Do those cells always express the same proteins and do they always cause identical gene expression when there is inflammation as they do in pain. We do not know. It is estimated that perhaps 100-200 orphan proteins (ie. their function and partners are not yet known) can be identified in the pain neurons which have not yet been characterized. Surely some of them participate in the pain process. Marshall Devor has been especially cautionary in his correspondence that we not automatically assume inflammation (including microglia) is the whole story of pain.
Nevertheless, we know that inflammation does occur in Central Pain, that acids are formed, and that pain results. For now, it is entirely allowed to call this inflammatory pain. Since this definition is based on the cells which migrate to the brain and on the acids and cytokines which form, which also form in inflammation, the evidence would seem overwhelming that inflammation is pretty much the story of pain hypersensitization.
However, we respect Dr. Devor so much that we are inclined to agree with him that we should not assume the work has all been done, and await study of the other proteins present in pain situations. Guo et al’s study illustrates that we may perhaps just be beginning to identify all the pain pathways.

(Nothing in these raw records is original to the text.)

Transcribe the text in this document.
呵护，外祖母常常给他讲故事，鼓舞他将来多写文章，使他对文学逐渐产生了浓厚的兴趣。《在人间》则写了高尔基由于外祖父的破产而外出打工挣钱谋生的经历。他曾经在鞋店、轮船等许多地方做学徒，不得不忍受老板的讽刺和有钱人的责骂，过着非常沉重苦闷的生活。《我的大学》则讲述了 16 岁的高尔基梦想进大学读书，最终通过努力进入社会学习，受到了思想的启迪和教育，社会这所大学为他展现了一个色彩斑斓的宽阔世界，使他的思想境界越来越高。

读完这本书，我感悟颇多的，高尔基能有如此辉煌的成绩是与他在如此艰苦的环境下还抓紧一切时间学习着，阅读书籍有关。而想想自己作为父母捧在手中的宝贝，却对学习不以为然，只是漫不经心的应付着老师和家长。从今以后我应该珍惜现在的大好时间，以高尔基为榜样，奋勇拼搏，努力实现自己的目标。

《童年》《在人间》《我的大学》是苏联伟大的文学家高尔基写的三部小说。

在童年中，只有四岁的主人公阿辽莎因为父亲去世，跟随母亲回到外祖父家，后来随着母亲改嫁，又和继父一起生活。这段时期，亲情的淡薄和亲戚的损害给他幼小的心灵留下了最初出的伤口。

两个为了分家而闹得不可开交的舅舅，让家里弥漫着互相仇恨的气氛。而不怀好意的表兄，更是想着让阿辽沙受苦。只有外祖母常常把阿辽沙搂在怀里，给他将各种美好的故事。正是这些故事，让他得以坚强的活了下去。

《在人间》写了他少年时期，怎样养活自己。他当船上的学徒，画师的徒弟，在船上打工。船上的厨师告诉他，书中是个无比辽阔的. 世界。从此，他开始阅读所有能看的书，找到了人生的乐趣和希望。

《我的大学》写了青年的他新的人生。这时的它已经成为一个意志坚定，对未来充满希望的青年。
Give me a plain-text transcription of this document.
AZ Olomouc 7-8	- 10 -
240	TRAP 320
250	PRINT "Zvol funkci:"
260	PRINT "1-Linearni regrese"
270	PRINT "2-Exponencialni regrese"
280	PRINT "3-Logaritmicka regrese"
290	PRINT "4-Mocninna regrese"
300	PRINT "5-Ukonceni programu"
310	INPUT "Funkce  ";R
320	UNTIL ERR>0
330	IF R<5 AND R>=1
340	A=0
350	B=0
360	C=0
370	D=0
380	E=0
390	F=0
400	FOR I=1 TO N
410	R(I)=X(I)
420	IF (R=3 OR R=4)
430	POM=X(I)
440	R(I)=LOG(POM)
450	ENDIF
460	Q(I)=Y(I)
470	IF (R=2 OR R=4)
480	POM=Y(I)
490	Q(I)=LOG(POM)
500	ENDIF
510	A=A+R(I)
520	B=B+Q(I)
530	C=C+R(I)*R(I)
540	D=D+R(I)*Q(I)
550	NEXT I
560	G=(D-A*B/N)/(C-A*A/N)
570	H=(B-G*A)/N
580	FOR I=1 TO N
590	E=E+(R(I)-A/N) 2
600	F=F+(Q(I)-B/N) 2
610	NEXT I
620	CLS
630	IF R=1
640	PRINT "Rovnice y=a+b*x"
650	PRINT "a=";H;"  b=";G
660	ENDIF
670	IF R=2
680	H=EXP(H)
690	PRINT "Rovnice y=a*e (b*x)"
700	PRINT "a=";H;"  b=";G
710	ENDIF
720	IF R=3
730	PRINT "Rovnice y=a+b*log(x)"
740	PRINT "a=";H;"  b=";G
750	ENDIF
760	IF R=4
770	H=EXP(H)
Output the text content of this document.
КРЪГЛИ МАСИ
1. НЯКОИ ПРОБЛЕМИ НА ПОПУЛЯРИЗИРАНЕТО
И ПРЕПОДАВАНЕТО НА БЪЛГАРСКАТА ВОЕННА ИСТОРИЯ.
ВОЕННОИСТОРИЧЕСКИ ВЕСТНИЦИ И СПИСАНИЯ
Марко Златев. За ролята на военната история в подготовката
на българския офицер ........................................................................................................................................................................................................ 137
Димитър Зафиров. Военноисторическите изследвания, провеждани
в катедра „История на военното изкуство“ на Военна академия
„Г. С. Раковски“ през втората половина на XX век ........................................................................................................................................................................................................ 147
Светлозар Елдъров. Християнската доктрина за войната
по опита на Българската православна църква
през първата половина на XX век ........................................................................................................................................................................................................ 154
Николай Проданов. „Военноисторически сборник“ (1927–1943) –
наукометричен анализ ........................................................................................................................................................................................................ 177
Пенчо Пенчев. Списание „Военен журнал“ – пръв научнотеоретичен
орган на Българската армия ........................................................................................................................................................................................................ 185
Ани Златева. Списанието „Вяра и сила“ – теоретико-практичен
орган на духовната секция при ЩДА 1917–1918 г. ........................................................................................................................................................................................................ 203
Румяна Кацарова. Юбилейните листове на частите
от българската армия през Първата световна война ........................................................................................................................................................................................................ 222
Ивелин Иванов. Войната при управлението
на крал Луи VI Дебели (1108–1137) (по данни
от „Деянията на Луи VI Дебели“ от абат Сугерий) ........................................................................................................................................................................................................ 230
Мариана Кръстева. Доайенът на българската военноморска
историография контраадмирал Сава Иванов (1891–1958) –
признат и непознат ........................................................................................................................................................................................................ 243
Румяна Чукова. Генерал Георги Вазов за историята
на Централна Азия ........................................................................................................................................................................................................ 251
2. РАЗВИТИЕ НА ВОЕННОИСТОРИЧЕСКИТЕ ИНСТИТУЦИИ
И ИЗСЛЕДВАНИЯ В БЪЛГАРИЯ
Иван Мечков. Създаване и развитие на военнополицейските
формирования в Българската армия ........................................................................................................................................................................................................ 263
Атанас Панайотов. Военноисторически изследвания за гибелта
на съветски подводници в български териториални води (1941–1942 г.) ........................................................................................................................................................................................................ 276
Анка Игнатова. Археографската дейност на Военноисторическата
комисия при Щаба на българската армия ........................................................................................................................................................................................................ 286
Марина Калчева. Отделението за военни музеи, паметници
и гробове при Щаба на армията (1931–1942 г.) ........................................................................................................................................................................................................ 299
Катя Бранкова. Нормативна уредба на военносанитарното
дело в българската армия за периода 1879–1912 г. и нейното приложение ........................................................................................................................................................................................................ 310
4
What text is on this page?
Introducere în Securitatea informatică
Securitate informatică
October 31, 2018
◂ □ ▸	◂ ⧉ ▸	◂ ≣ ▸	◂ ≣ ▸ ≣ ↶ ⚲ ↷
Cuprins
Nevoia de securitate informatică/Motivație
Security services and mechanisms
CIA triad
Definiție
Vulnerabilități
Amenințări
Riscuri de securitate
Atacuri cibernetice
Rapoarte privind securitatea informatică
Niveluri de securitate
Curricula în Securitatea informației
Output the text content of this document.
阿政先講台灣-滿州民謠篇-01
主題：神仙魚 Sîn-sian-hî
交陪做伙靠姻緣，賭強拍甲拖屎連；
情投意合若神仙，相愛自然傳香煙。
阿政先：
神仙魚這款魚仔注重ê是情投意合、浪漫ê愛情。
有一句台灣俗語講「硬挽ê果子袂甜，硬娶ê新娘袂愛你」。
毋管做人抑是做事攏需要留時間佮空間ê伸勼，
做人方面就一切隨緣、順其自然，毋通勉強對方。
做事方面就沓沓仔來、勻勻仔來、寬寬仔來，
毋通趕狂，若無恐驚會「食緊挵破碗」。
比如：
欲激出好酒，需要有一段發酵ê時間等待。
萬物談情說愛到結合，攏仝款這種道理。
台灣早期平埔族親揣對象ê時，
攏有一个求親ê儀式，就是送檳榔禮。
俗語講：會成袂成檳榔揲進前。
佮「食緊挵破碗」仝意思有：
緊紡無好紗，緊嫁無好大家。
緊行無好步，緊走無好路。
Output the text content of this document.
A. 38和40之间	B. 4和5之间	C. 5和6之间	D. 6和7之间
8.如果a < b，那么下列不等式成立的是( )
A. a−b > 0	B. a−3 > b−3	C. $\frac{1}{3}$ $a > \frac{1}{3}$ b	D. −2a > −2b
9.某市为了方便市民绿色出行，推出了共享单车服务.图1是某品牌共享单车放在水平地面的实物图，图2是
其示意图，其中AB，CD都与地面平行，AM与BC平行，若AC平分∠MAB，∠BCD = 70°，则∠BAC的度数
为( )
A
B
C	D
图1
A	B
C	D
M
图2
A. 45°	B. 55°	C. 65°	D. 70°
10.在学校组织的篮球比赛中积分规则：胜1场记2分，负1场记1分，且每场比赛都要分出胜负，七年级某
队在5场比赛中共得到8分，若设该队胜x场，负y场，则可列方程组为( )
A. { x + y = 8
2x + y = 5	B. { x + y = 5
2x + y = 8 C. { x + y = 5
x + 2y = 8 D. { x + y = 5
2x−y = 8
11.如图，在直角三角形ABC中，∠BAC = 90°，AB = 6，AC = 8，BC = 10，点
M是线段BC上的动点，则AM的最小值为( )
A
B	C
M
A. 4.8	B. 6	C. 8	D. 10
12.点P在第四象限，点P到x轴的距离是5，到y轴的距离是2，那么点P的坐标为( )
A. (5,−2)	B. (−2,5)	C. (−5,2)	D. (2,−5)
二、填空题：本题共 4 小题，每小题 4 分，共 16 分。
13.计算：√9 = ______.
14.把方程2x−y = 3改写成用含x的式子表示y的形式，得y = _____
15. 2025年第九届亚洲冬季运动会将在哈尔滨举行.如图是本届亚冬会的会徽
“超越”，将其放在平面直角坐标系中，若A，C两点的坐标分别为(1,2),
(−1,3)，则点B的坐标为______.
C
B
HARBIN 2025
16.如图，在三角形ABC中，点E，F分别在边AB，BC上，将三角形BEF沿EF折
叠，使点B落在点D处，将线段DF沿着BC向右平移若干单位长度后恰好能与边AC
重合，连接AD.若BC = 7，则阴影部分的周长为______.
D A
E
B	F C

It now seems possible to us that certain compounds such as imatinib mesylate, a tyrokine kinase inhibitor may have some place in pain treatment. Dasatinib inhibits Src and may also find a role. We are a very long way from knowing exactly which type of pain travels along this new RVM pathway, but eventually we will probably find that this chemical transfer is the substrate for a specific symptom. We may not know, until we block it, precisely the pain type in which it participates.
The multiplicity of such anatomical relationships makes it easy to understand why all central pain is not identical. We thank Guo and his colleagues for their work. As time goes by, we love the dentists more and more for their very high grade research and contributions on pain.
Special thanks to Drs. Ren and Dubner for commenting on their work for us.